Current Limitations and Challenges
CRISPRi is not a finished technology. Several limitations matter for clinical translation:
- Delivery payload size. dCas9-KRAB is roughly 4.6 kb of coding sequence — too large for a single AAV. Workarounds include split-intein systems, smaller orthologs (dCasX, dSaCas9), and lipid nanoparticle mRNA delivery.
- Sustained expression requirement. Vanilla dCas9-KRAB silencing requires continuous expression of the editor. CRISPRoff and similar memory tools solve this but introduce DNA methylation that may itself drift over years.
- Promoter dependence. Knockdown efficiency varies dramatically with TSS architecture. Genes with multiple TSSs or weak promoters can be hard to fully silence.
- Immune response to dCas9. Most adults harbor pre-existing immunity to S. pyogenes Cas9 proteins. Engineered variants and orthologs from less common species are being explored.

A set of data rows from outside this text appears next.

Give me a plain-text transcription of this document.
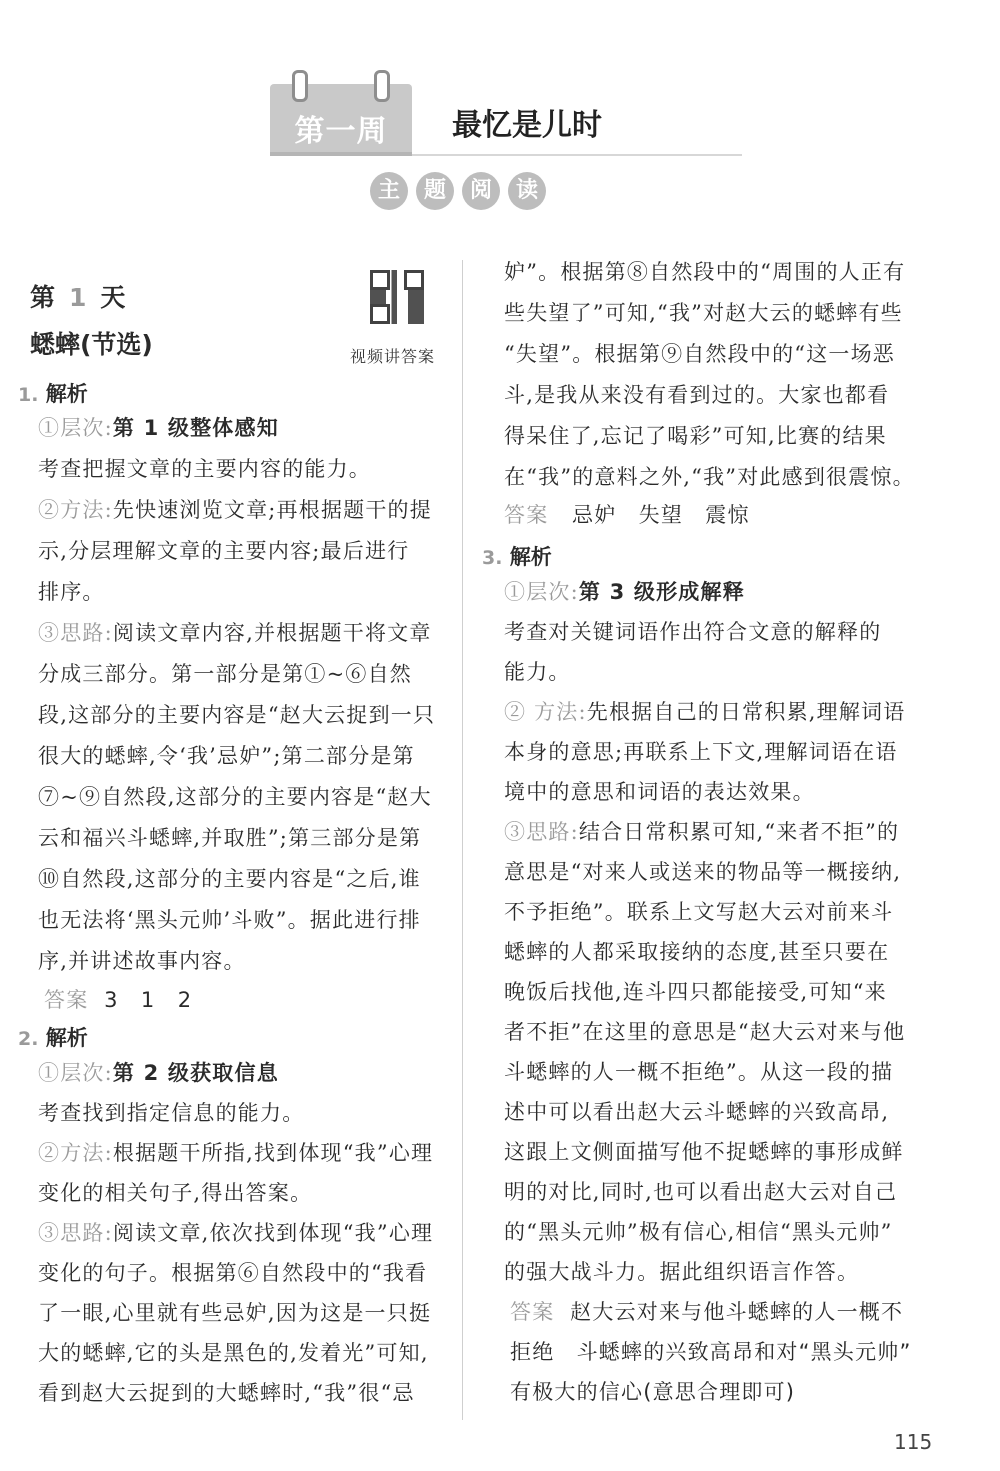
第一周	最忆是儿时
主	题	阅	读
第 1 天
蟋蟀(节选)	视频讲答案
1. 解析
①层次:第 1 级整体感知
考查把握文章的主要内容的能力。
②方法:先快速浏览文章;再根据题干的提
示,分层理解文章的主要内容;最后进行
排序。
③思路:阅读文章内容,并根据题干将文章
分成三部分。第一部分是第①~⑥自然
段,这部分的主要内容是“赵大云捉到一只
很大的蟋蟀,令‘我’忌妒”;第二部分是第
⑦~⑨自然段,这部分的主要内容是“赵大
云和福兴斗蟋蟀,并取胜”;第三部分是第
⑩自然段,这部分的主要内容是“之后,谁
也无法将‘黑头元帅’斗败”。据此进行排
序,并讲述故事内容。
答案 3　1　2
2. 解析
①层次:第 2 级获取信息
考查找到指定信息的能力。
②方法:根据题干所指,找到体现“我”心理
变化的相关句子,得出答案。
③思路:阅读文章,依次找到体现“我”心理
变化的句子。根据第⑥自然段中的“我看
了一眼,心里就有些忌妒,因为这是一只挺
大的蟋蟀,它的头是黑色的,发着光”可知,
看到赵大云捉到的大蟋蟀时,“我”很“忌
妒”。根据第⑧自然段中的“周围的人正有
些失望了”可知,“我”对赵大云的蟋蟀有些
“失望”。根据第⑨自然段中的“这一场恶
斗,是我从来没有看到过的。大家也都看
得呆住了,忘记了喝彩”可知,比赛的结果
在“我”的意料之外,“我”对此感到很震惊。
答案 忌妒　失望　震惊
3. 解析
①层次:第 3 级形成解释
考查对关键词语作出符合文意的解释的
能力。
② 方法:先根据自己的日常积累,理解词语
本身的意思;再联系上下文,理解词语在语
境中的意思和词语的表达效果。
③思路:结合日常积累可知,“来者不拒”的
意思是“对来人或送来的物品等一概接纳,
不予拒绝”。联系上文写赵大云对前来斗
蟋蟀的人都采取接纳的态度,甚至只要在
晚饭后找他,连斗四只都能接受,可知“来
者不拒”在这里的意思是“赵大云对来与他
斗蟋蟀的人一概不拒绝”。从这一段的描
述中可以看出赵大云斗蟋蟀的兴致高昂,
这跟上文侧面描写他不捉蟋蟀的事形成鲜
明的对比,同时,也可以看出赵大云对自己
的“黑头元帅”极有信心,相信“黑头元帅”
的强大战斗力。据此组织语言作答。
答案 赵大云对来与他斗蟋蟀的人一概不
拒绝　斗蟋蟀的兴致高昂和对“黑头元帅”
有极大的信心(意思合理即可)
115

- Tissue access. Outside liver, eye, and ex vivo cells, getting CRISPRi machinery into the right tissue at the right dose remains hard.
FAQ
Does CRISPRi change the DNA sequence?
No. CRISPRi binds DNA but never cuts or modifies the underlying nucleotide sequence. It only changes which proteins assemble at the locus and how the chromatin is marked.
Is CRISPRi reversible?
Standard dCas9-KRAB is reversible — silencing fades when the editor is removed. CRISPRoff and similar DNMT-fusion variants deposit DNA methylation that can persist through cell divisions for months or longer.
How is CRISPRi different from RNAi?
RNAi degrades mRNA after it has been transcribed; CRISPRi prevents transcription in the first place. CRISPRi is more specific (no seed-based off-targets), works on non-coding RNAs and enhancers, and produces deeper knockdown.
Are any CRISPRi therapies in clinical trials?
Tune Therapeutics' Tune-401 program for chronic hepatitis B is advancing into clinical testing in 2026, and Chroma Medicine and Epicrispr Biotechnologies have programs approaching IND-enabling studies. No CRISPRi therapy is yet FDA-approved.
Can CRISPRi silence multiple genes at once?
Yes. Multiplexed CRISPRi using arrays of guide RNAs has been used to silence dozens of genes simultaneously, which is a major advantage over RNAi.
Why use CRISPRi instead of just knocking out a gene with Cas9?
For essential genes, complete knockout kills cells. For therapeutic targets, permanent DNA damage carries safety risk. CRISPRi gives tunable, reversible control without scarring the genome.